Expect the worst, but do not be surprised by moments of kindness. There is goodness all around. Remember to make them feel comfortable. Be humble. Be polite. Appear eager to please. Say ‘Yes, sir,’ or ‘No, sir,’ and do as you’re told. Better yet, say nothing at all. You now belong to the invisible world.
They admired us for our strong backs and nimble hands. Our stamina. Our discipline. Our docile dispositions. Our unusual ability to tolerate the heat, which on summer days in the melon fields of Brawley could reach 120 degrees. They said that our short stature made us ideally suited for work that required stooping low to the ground. Wherever they put us they were pleased.
They did not want us as neighbors in their valleys. They did not want us as friends. We lived in unsightly shacks and could not speak plain English. We cared only about money. Our farming methods were poor. We used too much water […] We were taking over their cauliflower industry. We had taken over their spinach industry. We had a monopoly on their strawberry industry and had cornered their market on beans. We were an unbeatable, unstoppable economic machine[.]
They were silent, weathered men who tramped in and out of the house in their muddy overalls muttering to themselves about sucker growth, the price of green beans, how many crates of celery they thought we could pull this year from the fields. They rarely spoke to their children, or even seemed to remember their names.
They gave themselves new names we had not chosen for them and could barely pronounce […] Many called themselves George. Saburo was called Chinky by all the others because he looked just like a Chinaman. Toshitachi was called Harlem because his skin was so dark.
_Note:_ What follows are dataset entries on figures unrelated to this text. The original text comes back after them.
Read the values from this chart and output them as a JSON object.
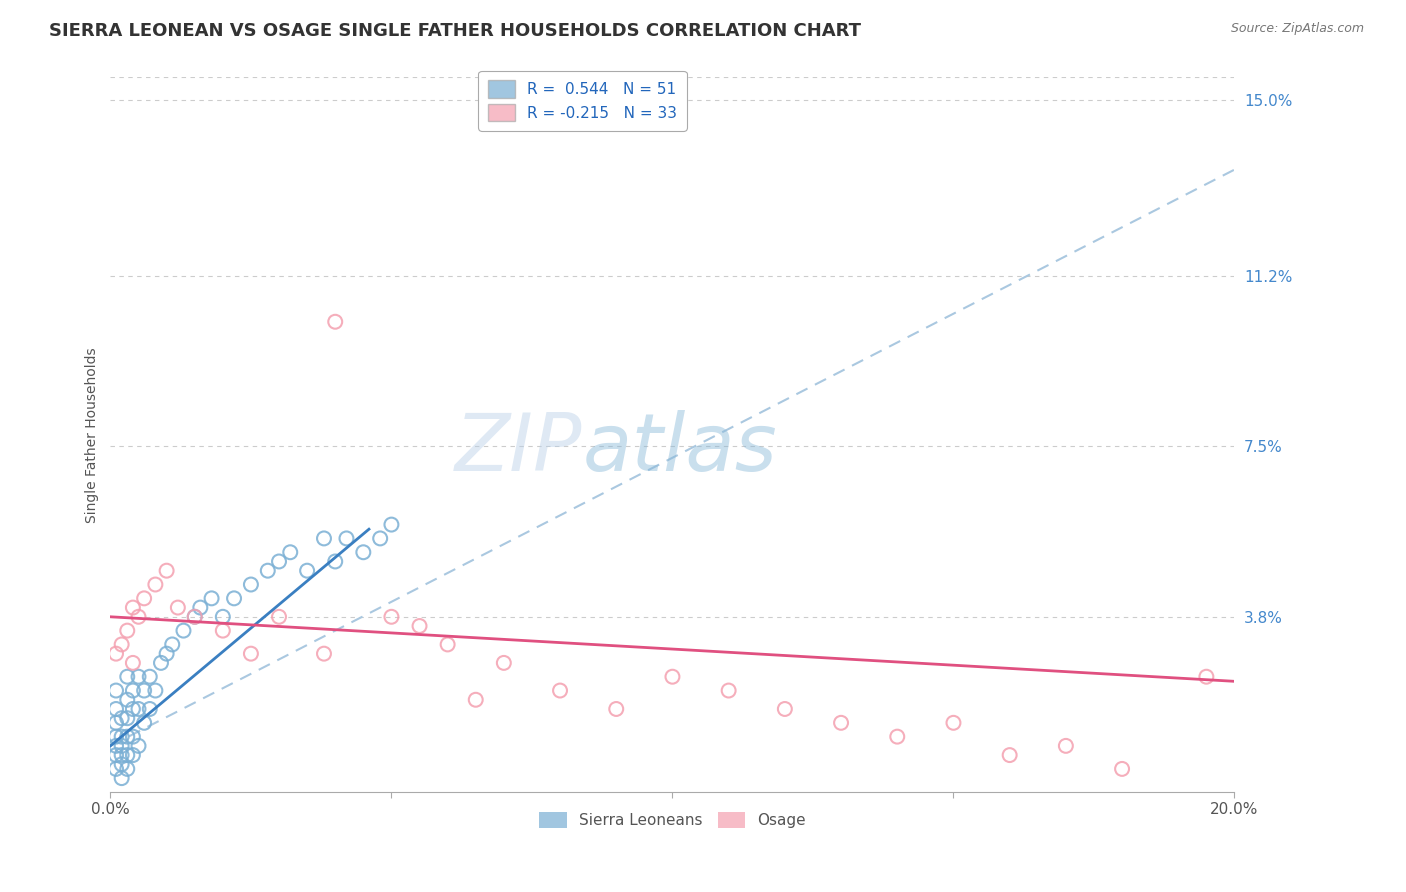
{
  "title": "SIERRA LEONEAN VS OSAGE SINGLE FATHER HOUSEHOLDS CORRELATION CHART",
  "source": "Source: ZipAtlas.com",
  "ylabel": "Single Father Households",
  "xlim": [
    0.0,
    0.2
  ],
  "ylim": [
    0.0,
    0.155
  ],
  "ytick_labels": [
    "15.0%",
    "11.2%",
    "7.5%",
    "3.8%"
  ],
  "ytick_positions": [
    0.15,
    0.112,
    0.075,
    0.038
  ],
  "legend_blue_label": "R =  0.544   N = 51",
  "legend_pink_label": "R = -0.215   N = 33",
  "blue_scatter_color": "#7aafd4",
  "pink_scatter_color": "#f4a0b0",
  "line_blue_color": "#3a7fc1",
  "line_pink_color": "#e05080",
  "dash_line_color": "#aac8e0",
  "grid_color": "#cccccc",
  "background_color": "#ffffff",
  "title_fontsize": 13,
  "axis_label_fontsize": 10,
  "tick_fontsize": 11,
  "legend_fontsize": 11,
  "blue_line_x": [
    0.0,
    0.046
  ],
  "blue_line_y": [
    0.01,
    0.057
  ],
  "dash_line_x": [
    0.0,
    0.2
  ],
  "dash_line_y": [
    0.01,
    0.135
  ],
  "pink_line_x": [
    0.0,
    0.2
  ],
  "pink_line_y": [
    0.038,
    0.024
  ],
  "sl_x": [
    0.001,
    0.001,
    0.001,
    0.001,
    0.001,
    0.001,
    0.001,
    0.002,
    0.002,
    0.002,
    0.002,
    0.002,
    0.002,
    0.003,
    0.003,
    0.003,
    0.003,
    0.003,
    0.003,
    0.004,
    0.004,
    0.004,
    0.004,
    0.005,
    0.005,
    0.005,
    0.006,
    0.006,
    0.007,
    0.007,
    0.008,
    0.009,
    0.01,
    0.011,
    0.013,
    0.015,
    0.016,
    0.018,
    0.02,
    0.022,
    0.025,
    0.028,
    0.03,
    0.032,
    0.035,
    0.038,
    0.04,
    0.042,
    0.045,
    0.048,
    0.05
  ],
  "sl_y": [
    0.005,
    0.008,
    0.01,
    0.012,
    0.015,
    0.018,
    0.022,
    0.003,
    0.006,
    0.008,
    0.01,
    0.012,
    0.016,
    0.005,
    0.008,
    0.012,
    0.016,
    0.02,
    0.025,
    0.008,
    0.012,
    0.018,
    0.022,
    0.01,
    0.018,
    0.025,
    0.015,
    0.022,
    0.018,
    0.025,
    0.022,
    0.028,
    0.03,
    0.032,
    0.035,
    0.038,
    0.04,
    0.042,
    0.038,
    0.042,
    0.045,
    0.048,
    0.05,
    0.052,
    0.048,
    0.055,
    0.05,
    0.055,
    0.052,
    0.055,
    0.058
  ],
  "os_x": [
    0.001,
    0.002,
    0.003,
    0.004,
    0.004,
    0.005,
    0.006,
    0.008,
    0.01,
    0.012,
    0.015,
    0.02,
    0.025,
    0.03,
    0.038,
    0.04,
    0.05,
    0.055,
    0.06,
    0.065,
    0.07,
    0.08,
    0.09,
    0.1,
    0.11,
    0.12,
    0.13,
    0.14,
    0.15,
    0.16,
    0.17,
    0.18,
    0.195
  ],
  "os_y": [
    0.03,
    0.032,
    0.035,
    0.028,
    0.04,
    0.038,
    0.042,
    0.045,
    0.048,
    0.04,
    0.038,
    0.035,
    0.03,
    0.038,
    0.03,
    0.102,
    0.038,
    0.036,
    0.032,
    0.02,
    0.028,
    0.022,
    0.018,
    0.025,
    0.022,
    0.018,
    0.015,
    0.012,
    0.015,
    0.008,
    0.01,
    0.005,
    0.025
  ]
}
A few of us began receiving anonymous letters in the mail, informing us that our husbands would be next […] Others reported that their husbands had been threatened by angry Filipino workers in the fields […] Hitomi, who had worked as a housekeeper at the Prince estate for more than ten years, was held up at gunpoint in broad daylight as she was heading back into town.
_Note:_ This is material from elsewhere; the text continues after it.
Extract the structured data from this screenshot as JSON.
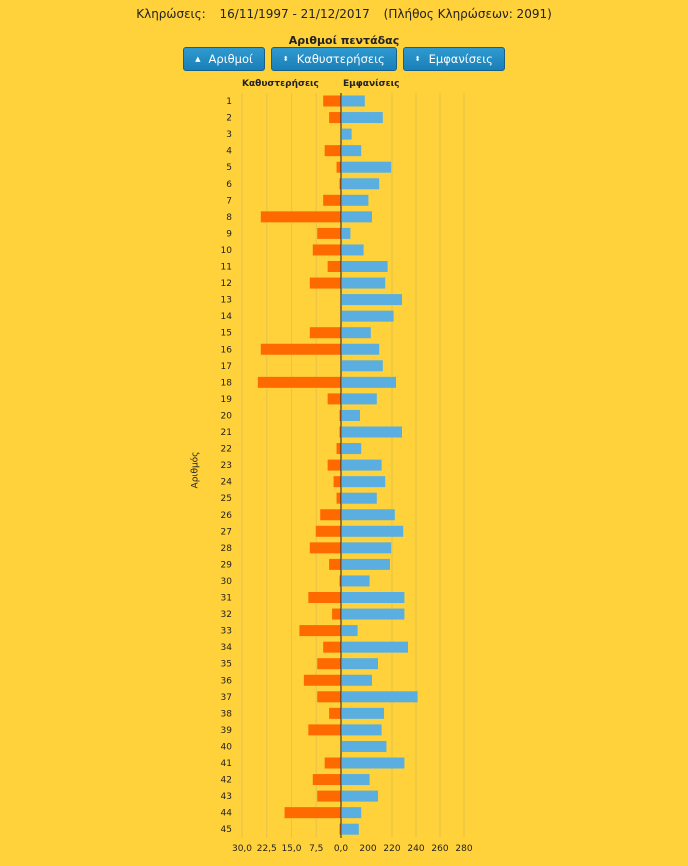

They pulled on their overalls in the countryside and helped us prepare for the harvest one last time, for we had been ordered to till our fields until the very end. This was our contribution to the war effort, we were told. An opportunity for us to prove our loyalty. A way to provide fresh fruits and vegetables for the folks on the home front.
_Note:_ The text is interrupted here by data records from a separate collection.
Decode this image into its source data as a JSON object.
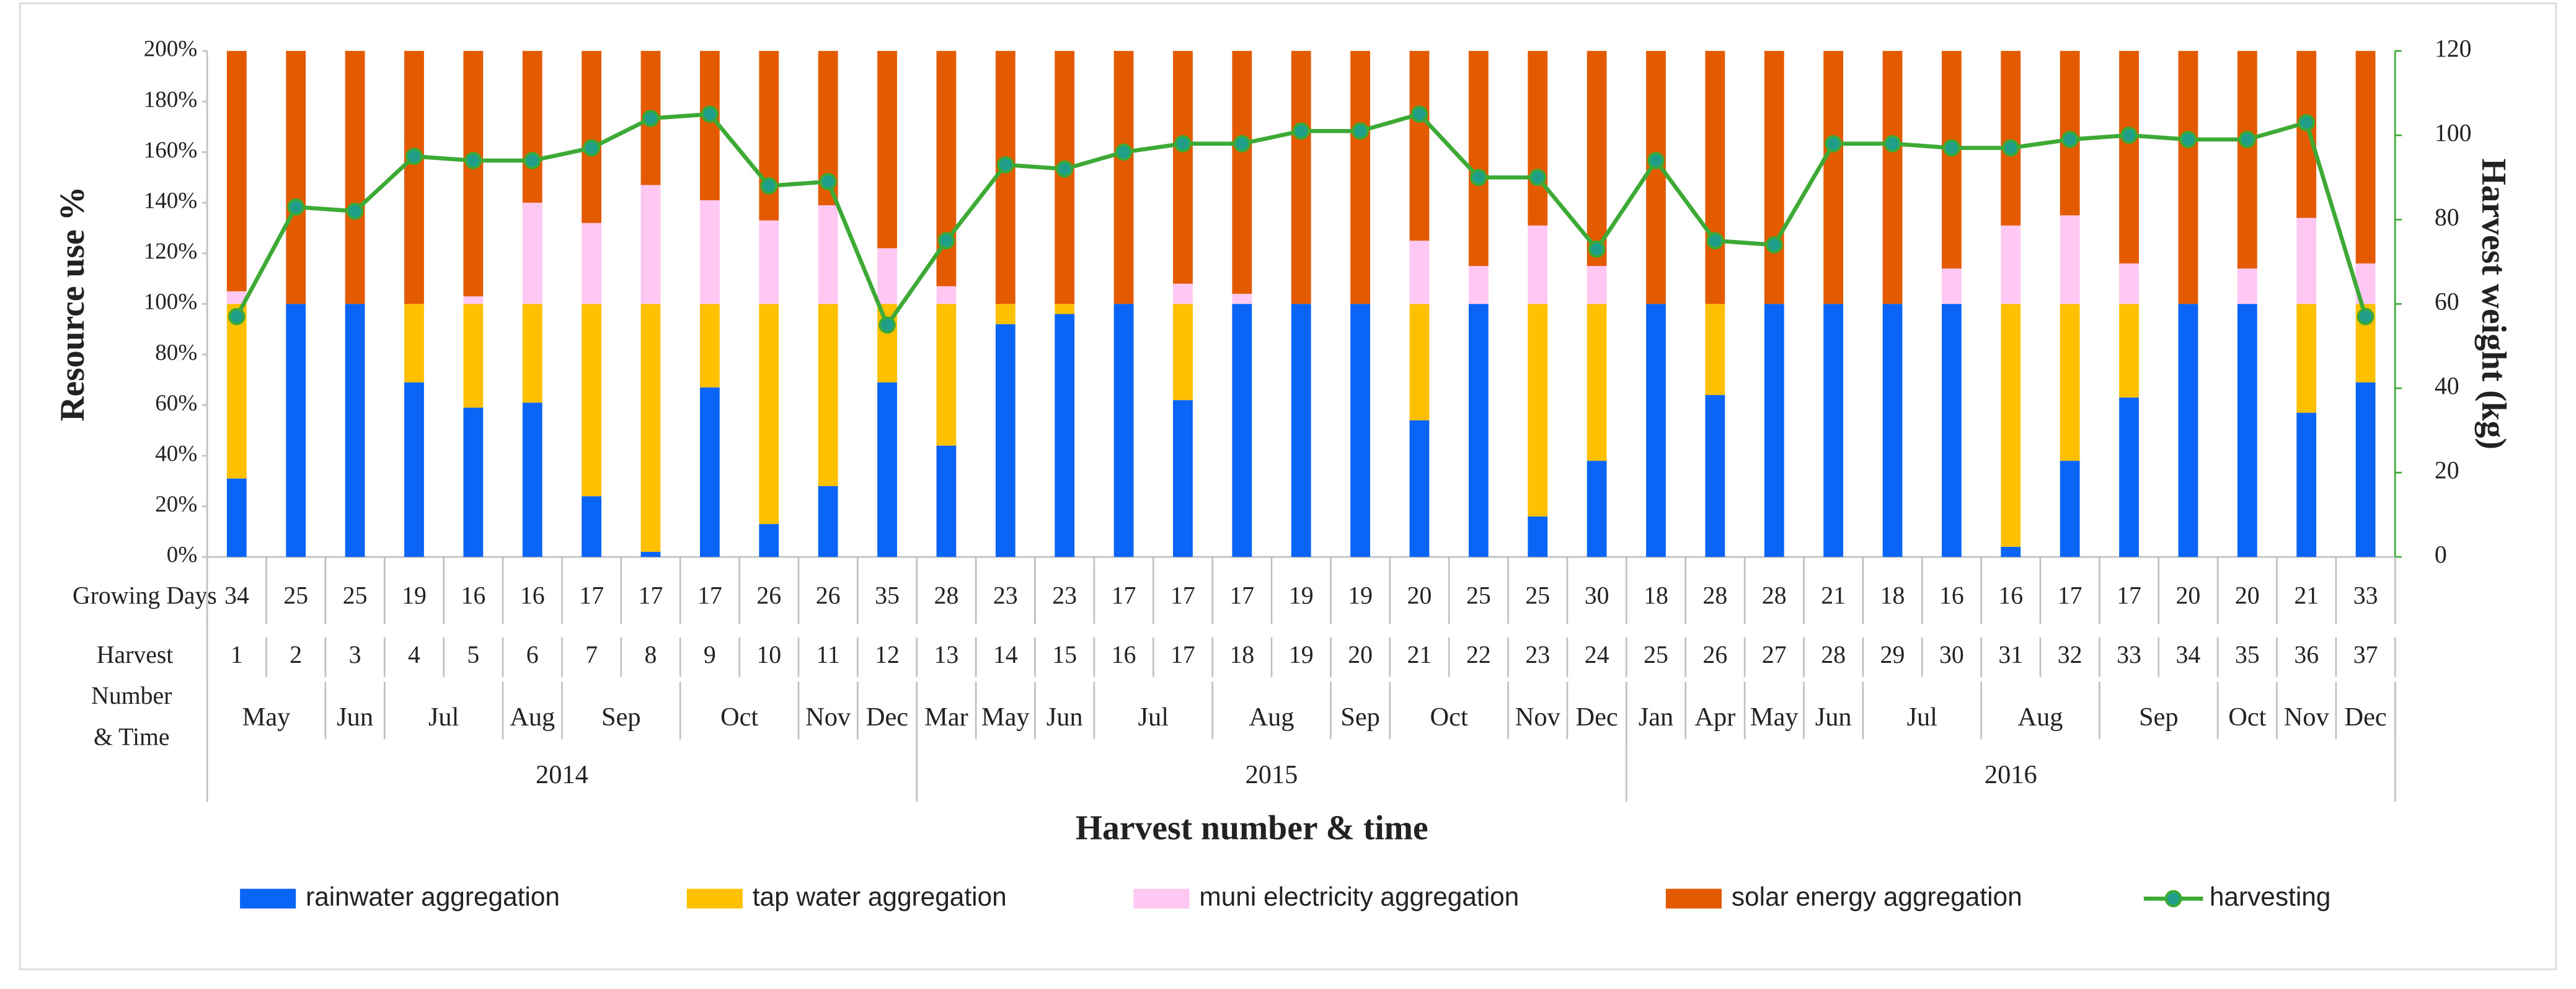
{
  "chart_data": {
    "type": "bar",
    "stacked": true,
    "y_label": "Resource use %",
    "y2_label": "Harvest weight (kg)",
    "x_label": "Harvest number & time",
    "row_labels": {
      "growing_days": "Growing Days",
      "harvest": [
        "Harvest",
        "Number",
        "& Time"
      ]
    },
    "categories": [
      "1",
      "2",
      "3",
      "4",
      "5",
      "6",
      "7",
      "8",
      "9",
      "10",
      "11",
      "12",
      "13",
      "14",
      "15",
      "16",
      "17",
      "18",
      "19",
      "20",
      "21",
      "22",
      "23",
      "24",
      "25",
      "26",
      "27",
      "28",
      "29",
      "30",
      "31",
      "32",
      "33",
      "34",
      "35",
      "36",
      "37"
    ],
    "growing_days": [
      34,
      25,
      25,
      19,
      16,
      16,
      17,
      17,
      17,
      26,
      26,
      35,
      28,
      23,
      23,
      17,
      17,
      17,
      19,
      19,
      20,
      25,
      25,
      30,
      18,
      28,
      28,
      21,
      18,
      16,
      16,
      17,
      17,
      20,
      20,
      21,
      33
    ],
    "months": [
      {
        "label": "May",
        "span": 2
      },
      {
        "label": "Jun",
        "span": 1
      },
      {
        "label": "Jul",
        "span": 2
      },
      {
        "label": "Aug",
        "span": 1
      },
      {
        "label": "Sep",
        "span": 2
      },
      {
        "label": "Oct",
        "span": 2
      },
      {
        "label": "Nov",
        "span": 1
      },
      {
        "label": "Dec",
        "span": 1
      },
      {
        "label": "Mar",
        "span": 1
      },
      {
        "label": "May",
        "span": 1
      },
      {
        "label": "Jun",
        "span": 1
      },
      {
        "label": "Jul",
        "span": 2
      },
      {
        "label": "Aug",
        "span": 2
      },
      {
        "label": "Sep",
        "span": 1
      },
      {
        "label": "Oct",
        "span": 2
      },
      {
        "label": "Nov",
        "span": 1
      },
      {
        "label": "Dec",
        "span": 1
      },
      {
        "label": "Jan",
        "span": 1
      },
      {
        "label": "Apr",
        "span": 1
      },
      {
        "label": "May",
        "span": 1
      },
      {
        "label": "Jun",
        "span": 1
      },
      {
        "label": "Jul",
        "span": 2
      },
      {
        "label": "Aug",
        "span": 2
      },
      {
        "label": "Sep",
        "span": 2
      },
      {
        "label": "Oct",
        "span": 1
      },
      {
        "label": "Nov",
        "span": 1
      },
      {
        "label": "Dec",
        "span": 1
      }
    ],
    "years": [
      {
        "label": "2014",
        "span": 12
      },
      {
        "label": "2015",
        "span": 12
      },
      {
        "label": "2016",
        "span": 13
      }
    ],
    "series": [
      {
        "name": "rainwater aggregation",
        "color": "#0a64f5",
        "values": [
          31,
          100,
          100,
          69,
          59,
          61,
          24,
          2,
          67,
          13,
          28,
          69,
          44,
          92,
          96,
          100,
          62,
          100,
          100,
          100,
          54,
          100,
          16,
          38,
          100,
          64,
          100,
          100,
          100,
          100,
          4,
          38,
          63,
          100,
          100,
          57,
          69
        ]
      },
      {
        "name": "tap water aggregation",
        "color": "#ffc000",
        "values": [
          69,
          0,
          0,
          31,
          41,
          39,
          76,
          98,
          33,
          87,
          72,
          31,
          56,
          8,
          4,
          0,
          38,
          0,
          0,
          0,
          46,
          0,
          84,
          62,
          0,
          36,
          0,
          0,
          0,
          0,
          96,
          62,
          37,
          0,
          0,
          43,
          31
        ]
      },
      {
        "name": "muni electricity aggregation",
        "color": "#ffc8f2",
        "values": [
          5,
          0,
          0,
          0,
          3,
          40,
          32,
          47,
          41,
          33,
          39,
          22,
          7,
          0,
          0,
          0,
          8,
          4,
          0,
          0,
          25,
          15,
          31,
          15,
          0,
          0,
          0,
          0,
          0,
          14,
          31,
          35,
          16,
          0,
          14,
          34,
          16
        ]
      },
      {
        "name": "solar energy aggregation",
        "color": "#e35a00",
        "values": [
          95,
          100,
          100,
          100,
          97,
          60,
          68,
          53,
          59,
          67,
          61,
          78,
          93,
          100,
          100,
          100,
          92,
          96,
          100,
          100,
          75,
          85,
          69,
          85,
          100,
          100,
          100,
          100,
          100,
          86,
          69,
          65,
          84,
          100,
          86,
          66,
          84
        ]
      },
      {
        "name": "harvesting",
        "type": "line",
        "axis": "y2",
        "color": "#3daa35",
        "marker_color": "#1f9e8a",
        "values": [
          57,
          83,
          82,
          95,
          94,
          94,
          97,
          104,
          105,
          88,
          89,
          55,
          75,
          93,
          92,
          96,
          98,
          98,
          101,
          101,
          105,
          90,
          90,
          73,
          94,
          75,
          74,
          98,
          98,
          97,
          97,
          99,
          100,
          99,
          99,
          103,
          57
        ]
      }
    ],
    "ylim": [
      0,
      200
    ],
    "yticks": [
      {
        "value": 0,
        "label": "0%"
      },
      {
        "value": 20,
        "label": "20%"
      },
      {
        "value": 40,
        "label": "40%"
      },
      {
        "value": 60,
        "label": "60%"
      },
      {
        "value": 80,
        "label": "80%"
      },
      {
        "value": 100,
        "label": "100%"
      },
      {
        "value": 120,
        "label": "120%"
      },
      {
        "value": 140,
        "label": "140%"
      },
      {
        "value": 160,
        "label": "160%"
      },
      {
        "value": 180,
        "label": "180%"
      },
      {
        "value": 200,
        "label": "200%"
      }
    ],
    "y2lim": [
      0,
      120
    ],
    "y2ticks": [
      0,
      20,
      40,
      60,
      80,
      100,
      120
    ],
    "grid": false,
    "legend": "bottom"
  }
}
Most of us left speaking only English, so as not to anger the crowds that had gathered to watch us go. Many of us had lost everything and left saying nothing at all. All of us left wearing white numbered identification tags tied to our collars and lapels.
A woman who used to rent to the Nakamuras says they were the best tenants she’s ever had. “Friendly. Polite. And so clean, you could practically eat off their floors.” “And they lived American, too,” says her husband. “Not a Japanese touch anywhere. Not even a vase.”
Harada Grocery has been taken over by a Chinese man named Wong but otherwise looks exactly the same, and whenever we walk past his window it is easy to imagine that everything is as it was before. But Mr. Harada is no longer with us, and the rest of the Japanese are gone. We speak of them rarely now.